そして、地方の旧道に落ちていた瘴気の欠片。
点と点が、まだ細い糸でしか繋がっていない。
だが、その糸は確かに黒い。
「これ以上、奥へ行くのは危険です」
ミラは言った。
エリオットが道の奥を見る。
「まだ調べられる」
「今のあなたの腕では危険です」
「俺だけではない。村にまた欠片が」
「だから、村長さんに旧道の封鎖を頼みます。私たちは、今ある欠片の回収と、患者の確認を優先します。

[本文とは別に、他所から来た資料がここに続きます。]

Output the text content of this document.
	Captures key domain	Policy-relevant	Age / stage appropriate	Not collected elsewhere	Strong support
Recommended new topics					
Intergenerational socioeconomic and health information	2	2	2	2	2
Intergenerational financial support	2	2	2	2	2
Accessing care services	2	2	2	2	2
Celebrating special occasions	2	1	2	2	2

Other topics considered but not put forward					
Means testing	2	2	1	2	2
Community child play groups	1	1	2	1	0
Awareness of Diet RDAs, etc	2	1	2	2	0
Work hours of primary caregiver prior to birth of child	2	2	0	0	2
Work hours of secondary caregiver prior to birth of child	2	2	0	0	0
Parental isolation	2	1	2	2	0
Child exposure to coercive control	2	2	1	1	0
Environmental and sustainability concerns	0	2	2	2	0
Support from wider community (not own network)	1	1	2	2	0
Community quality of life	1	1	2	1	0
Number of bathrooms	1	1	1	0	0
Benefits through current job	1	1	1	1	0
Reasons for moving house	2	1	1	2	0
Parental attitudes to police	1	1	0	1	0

奥の調査は、人数と準備を整えてからです」
エリオットは黙った。
彼は進みたいのだ。
それはミラにも分かった。
けれど、今ここで進めば、彼の腕に負担がかかる。
そして瘴気が強ければ、ミラ一人では対応できない可能性もある。
エリオットは数秒、道の奥を見ていた。
やがて、短く息を吐く。
「分かった。戻る」
ミラは少しだけ安堵した。
「ありがとうございます」
「礼を言うことじゃない。……約束したからな」
その言葉に、ミラは胸が温かくなった。
ロウが二人を見てまた微笑んでいたが、何も言わなかった。